CLICK HERE FOR THOUSANDS OF FREE BLOGGER TEMPLATES »

Wednesday, January 28, 2009

BNW Response #4

After responding to question three, the answer is quite clear for me: I feel the society presented in Brave New World is bad. I don’t think I could live in a world full of false happiness and brainwashed people. There is no freedom of expression, which makes Huxley’s view of the future horrifying.

In thinking about a Utopia makes me think of the movie, Pleasantville. We watched it on this year’s Diversity Day. It’s about a teenage boy and girl who are completely opposites, and they gets ‘sucked’ into the television and placed into what seems to be an I Love Lucy sitcom. Everything is perfect in this society and needless to say, it’s colorless. The citizens aren’t allowed - or rather they just don’t know - about individuality, emotions, pain, war…really anything outside their perfect world. So to imagine that kind of world and actually live in it seems terrible.

Also, to not be able to feel emotions and to just sleep around with everyone with no consequences is very disturbing to me. It desensitizes the meaning of life.

BNW Response #3

In the discussion between Mustapha Mond and John Savage about civilization in chapter 17, it’s very apparent of their opposite mind sets. Mond’s argument boils down to him thinking society is perfectly fine the way it is. He feels it’s okay to let the leaders in society control people’s emotions and minds, and explains to John why society has no need for God, as the citizens don’t fear death. Mond goes on saying everything negative and bad have been taken out of society. There is no need to leave or question the State because everyone is happy.

John’s argument focuses on being an individual and having the ability to make decisions where they are good or bad. John wants to learn and feel emotion! He feels people should be able to learn from their mistakes and not take soma to make them feel better. When he says, “What you need is something with tears for a change,” John’s argument is clear: feelings are necessary to have a compatible, free society. “Nothing costs enough here,” also hints that when everything is free, only materialistic things are gained; nothing is learned because nothing is given up. John wants individuality and intelligence to have value, and it has to come with a price.

BNW Response #2

Sex, games, and sayings like “ending is better than mending” are used to limit the search for truth, a threat the State’s control. They maintain stability and show everyone is equal by everyone having sex with one another in their respective social class. Additionally, the government encourages no commitment sex to eliminate humans from attaching to each other – thus, building on the idea that everyone is equal to the State, happy and won’t revolt.

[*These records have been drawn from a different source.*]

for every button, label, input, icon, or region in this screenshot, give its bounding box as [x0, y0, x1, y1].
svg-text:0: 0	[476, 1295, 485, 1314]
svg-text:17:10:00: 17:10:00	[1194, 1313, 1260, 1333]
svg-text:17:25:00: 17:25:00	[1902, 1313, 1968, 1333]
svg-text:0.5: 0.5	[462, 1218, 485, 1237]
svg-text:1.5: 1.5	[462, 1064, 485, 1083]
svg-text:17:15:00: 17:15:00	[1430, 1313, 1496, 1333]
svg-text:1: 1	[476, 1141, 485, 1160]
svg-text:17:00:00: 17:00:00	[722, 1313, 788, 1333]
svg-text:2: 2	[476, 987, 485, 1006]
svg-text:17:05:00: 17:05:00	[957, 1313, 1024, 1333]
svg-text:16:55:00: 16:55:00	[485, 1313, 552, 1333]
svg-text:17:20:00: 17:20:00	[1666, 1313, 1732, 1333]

This applies to games too; no one wants to be the odd man out, like Bernard for example, and so they stick together as a community. Moreover, games are also used to condition children against questioning. They become accustomed to playing and believe it’s nothing more than fun. It consumes their time and allows the government to have more control.

And lastly, saying like “ending is better than mending” are used to avoid reality. The State is able to maintain control and stability with hypnopaedic sayings by changing what people want; they are used to suppress people and lead them to believe what they are being told. The fact that the saying, “ending is better than mending” translates into it being easier to end something than to fix it, allows the government to control and enforce things like the drug soma. It takes away their ability to challenge anything because they never know better.

Tuesday, January 27, 2009

BNW Response #1

There are some aspects of Brave New World’s society that are relevant to the present day and some that are far-fetched. Stability, for example, is a word that is very important in most countries today. Leaders and their parties want stability and try to achieve it through different ways. The far-fetched about this idea in Brave New World is the government controlling people in order to preserve its own power. The people are so superficially fulfilled that they don’t care about their personal freedom.

Another example of Brave New World’s society that’s relatable to todays is the idea of class rankings. In the novel, five class systems made up society: Alphas, Betas, Gamma, Delta, and Epsilon. While there is not a traditional class system anymore, as there have been in previous years, most societies are still divided into classes based on wealth – that is, upper-class, middle-class, and lower class.

An idea that is somewhat stretched in relation in today is the idea of human cloning and manipulating genetics. In Brave New World, babies are developed in test tubes in a lab and are chosen based upon their abilities and appearance. Conditioning is fixed genetically, physically, and psychologically for the social destiny they belong to. During the last few years this idea has come about; couples, for example, pick sperm donors by their appearance or family/genetic history.

I think Huxley’s vision of Utopia world is nowhere near where we are today and I think there is a strong contrast between the two worlds. The birth of a child and being a parent, for example, are some of the most memorable events for a woman (and man). In Huxley’s Utopia, however, the words ‘mother’ and ‘father’ are unheard of and if one is caught having a child, they will be punished and exiled.